Third Person POV by Kay Keppler
Let’s welcome back monthly columnist, editor, and novelist, Kay Keppler, as she shares with us “Third Person POV.” Enjoy!
Most of the books you read today are written in the first-person or third-person point of view.
These are style choices that authors make to help readers identify with—or distance themselves from—their characters.
The POV you use helps to shape the narrative and frame the story for maximum impact.
Choosing which point of use to employ—and being consistent with it—are challenging.
First Person POV: Strength and Intimacy
First person is fairly straightforward.
When you read “Last night I dreamt I went to Manderley again,” Daphne du Maurier puts you directly in her character’s head.
Rebecca is a spellbinding story, still powerful today, eighty-two years after it was published. However, that “I” is the only character whose dreams and fears you’ll come to know intimately.
You’ll never learn what another character is thinking or feeling—except through her eyes, in her interpretation of events.
And if readers don’t like the character who’s telling the story, if they aren’t sympathetic to her plight, they’ll stop reading.
No author wants that.
Third Person POV: Depth and Character
Authors who choose to tell their stories in third person often do so precisely so they can present a range of characters more fully. But the third person point of view is trickier to maintain because you have to navigate its facets: third-person omniscient, third-person limited, and deep third-person.
Omniscient third-person POV.
This style puts you, the writer, as the all-seeing, all-knowing storyteller.
You navigate space and time, telling the reader everything s/he wants to know about everyone in the book, sometimes in the same paragraph.
Limited third-person (or “close third”).
In this mode, you stick to one character.
You can reveal all that’s in your character’s head, but no one else’s.
Because you’re an external observer, you know more than s/he does and can offer commentary on your character.
This POV style limits you to a single person at a time in which you “are” the character: you think and feel and know what your character thinks and feels and knows.
However, you can include the POVs of other characters in your story, as long as these are developed in separate scenes or chapters.
Using your chosen POV style consistently adds clarity in your work and helps readers engage with your story. However, each style has some pitfalls you want to avoid.
Troubleshooting Third-Person POV
When the narrator can shift from one character’s perspective to the next, revealing everything, you risk giving readers too much, too often.
“Head hopping” can disorient readers.
It’s like readership channel surfing—readers can’t figure out where they should settle.

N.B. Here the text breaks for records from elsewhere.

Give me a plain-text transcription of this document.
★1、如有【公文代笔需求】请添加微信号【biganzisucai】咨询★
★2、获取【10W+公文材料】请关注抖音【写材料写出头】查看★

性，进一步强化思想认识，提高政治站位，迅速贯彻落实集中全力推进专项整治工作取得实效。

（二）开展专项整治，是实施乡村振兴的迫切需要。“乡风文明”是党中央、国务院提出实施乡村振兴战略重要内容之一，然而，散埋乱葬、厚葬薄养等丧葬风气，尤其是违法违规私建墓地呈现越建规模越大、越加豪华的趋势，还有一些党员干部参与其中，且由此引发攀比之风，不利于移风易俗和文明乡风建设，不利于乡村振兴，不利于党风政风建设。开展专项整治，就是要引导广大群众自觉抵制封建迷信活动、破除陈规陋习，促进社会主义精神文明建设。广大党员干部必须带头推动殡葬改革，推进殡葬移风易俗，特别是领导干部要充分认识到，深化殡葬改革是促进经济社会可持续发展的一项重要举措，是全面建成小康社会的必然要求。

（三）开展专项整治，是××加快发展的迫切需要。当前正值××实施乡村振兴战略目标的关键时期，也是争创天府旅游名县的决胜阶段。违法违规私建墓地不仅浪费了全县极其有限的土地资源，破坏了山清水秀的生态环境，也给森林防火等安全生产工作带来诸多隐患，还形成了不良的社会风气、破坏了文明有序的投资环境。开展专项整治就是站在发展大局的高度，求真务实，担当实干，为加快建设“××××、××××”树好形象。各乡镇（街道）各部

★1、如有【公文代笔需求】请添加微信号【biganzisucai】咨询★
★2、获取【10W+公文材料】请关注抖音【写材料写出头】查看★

Because you’re an observer using the POV of a single character, the only way you can convey any other character’s inner life is by having your POV character interpret someone else’s behavior and thoughts based on what s/he sees.
As the narrator, you can observe something the character misses, like the phone off the hook, or the way someone watches when your character isn’t looking.
(In omniscient POV, you can reveal everything, including, for example, what the watching character is thinking and feeling.)
You the narrator are, essentially, the point-of-view character.
You experience events as though you were using first-person POV, but with third-person pronouns.
When you change scenes, you shift to another character’s POV and experience everything through that character’s lens.
When POV Slides
The error that most writers make is head hopping—and we’ve all done it—is not holding onto one character’s POV through an entire scene.
Adding another character’s reaction or thought is almost an unconscious move.
Make sure that your POV character doesn’t know what another character is thinking or feeling. S/he can infer it, but that’s as far as it can go.
Moreover, in deep third, you are your character. If s/he doesn’t know something, you don’t either.
For example, you can’t write, “she didn’t see the killer hiding behind the door.” If she didn’t see it, you can’t bring it up.
But if you’re writing in limited third, you, as narrator and observer, can notice that there’s blood on that off-the-hook phone or offer an emotional commentary that your character might not see or realize that s/he’s feeling.
You can move in and out of that character’s actual experience.
If you use the omniscient point of view, in which you reveal all about everyone, you probably need to tell the reader what the character is feeling with descriptors such as “she thought” or “he felt.”
However, if you use limited and deep-third POV, you won’t need these, because you’re in a single character’s POV and every thought or sensation is theirs alone.
Consistently executing the point of view you want is difficult for all writers.
Having an outside reader or editor can help point out shifts that might confuse readers. But sometimes writers use these shifts to great effect or with no loss of clarity.
In the end, all that really matters is that the story works.